Government Collects N1.53 Trillion In Three Months From Company Income Tax

Company Income Tax

In the second quarter (Q2), the Federal Government realized N1.53 trillion from corporation income tax (CIT), representing a growth rate of 226.4% from the N469.01 billion it realized in the first quarter.

This occurred as value-added tax (VAT) income increased for Q2 by 10.11% from N709.59 billion in the first quarter to N781.35 billion.

The National Bureau of Statistics (NBS) issued numbers yesterday that contain the information.The study states that during the time period, local CIT payments totaled N1.02 trillion and international CIT payments were N505.91 billion.

Water supply, sewerage, waste management, and cleanup operations experienced the largest CIT growth rate from quarter to quarter (626.52%), followed by lodging and food service activities (585.11%).

The NBS, on the other hand, reported that compulsory social security and public administration, which both had growth rates of 25.46 percent, were followed by education, which had the lowest growth rate at 15.48 percent.

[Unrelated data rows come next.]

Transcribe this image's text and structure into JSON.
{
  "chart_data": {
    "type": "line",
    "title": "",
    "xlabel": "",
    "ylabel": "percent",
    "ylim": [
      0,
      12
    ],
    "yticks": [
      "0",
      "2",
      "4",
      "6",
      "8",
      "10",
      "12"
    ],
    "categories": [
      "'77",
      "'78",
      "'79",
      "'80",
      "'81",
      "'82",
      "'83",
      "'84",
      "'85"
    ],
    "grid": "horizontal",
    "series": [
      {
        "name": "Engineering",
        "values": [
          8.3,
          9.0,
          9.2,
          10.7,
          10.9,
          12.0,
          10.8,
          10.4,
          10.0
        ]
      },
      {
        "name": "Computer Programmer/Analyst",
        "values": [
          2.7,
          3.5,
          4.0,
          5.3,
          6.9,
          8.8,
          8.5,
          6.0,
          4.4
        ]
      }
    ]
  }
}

Manufacturing accounted for the top three greatest shares in terms of sector contributions in Q2 2023, followed by financial and insurance activities (24.47%), information and communication (20.3%), and manufacturing (25.63%).

The activities of households as employers, undifferentiated goods and service-producing activities of households for own use, however, recorded the lowest share with 0.01 percent. These activities were followed by those of extraterritorial organizations and bodies with 0.06 percent and water supply, sewage, waste management, and remediation activities with 0.09 percent.

CIT collections in Q2 climbed by 114.28 percent year over year. While this was going on, the VAT for Q2 was recorded at N781.35 billion, representing a growth rate of 10.11% on a quarterly basis.

The report stated that in Q2 2023, import VAT contributed N126.69 billion while local payments totaled N512.03 billion. Foreign VAT payments were N142.63 billion.

With a growth rate of 212.06% from one quarter to the next, extraterritorial organizations and bodies’ activities outpaced real estate activities, which saw a growth rate of 123.96%.

Contrarily, home employment activities and undifferentiated production of goods and services for personal consumption had the lowest growth rate (-57.06%), followed by agriculture, forestry, and fishing (-32.86%).

Manufacturing accounted for the top three greatest sectoral shares in Q2 VAT, followed by information and communication (21.19%), banking and insurance activities (11.8%), and information and communication (29.64%).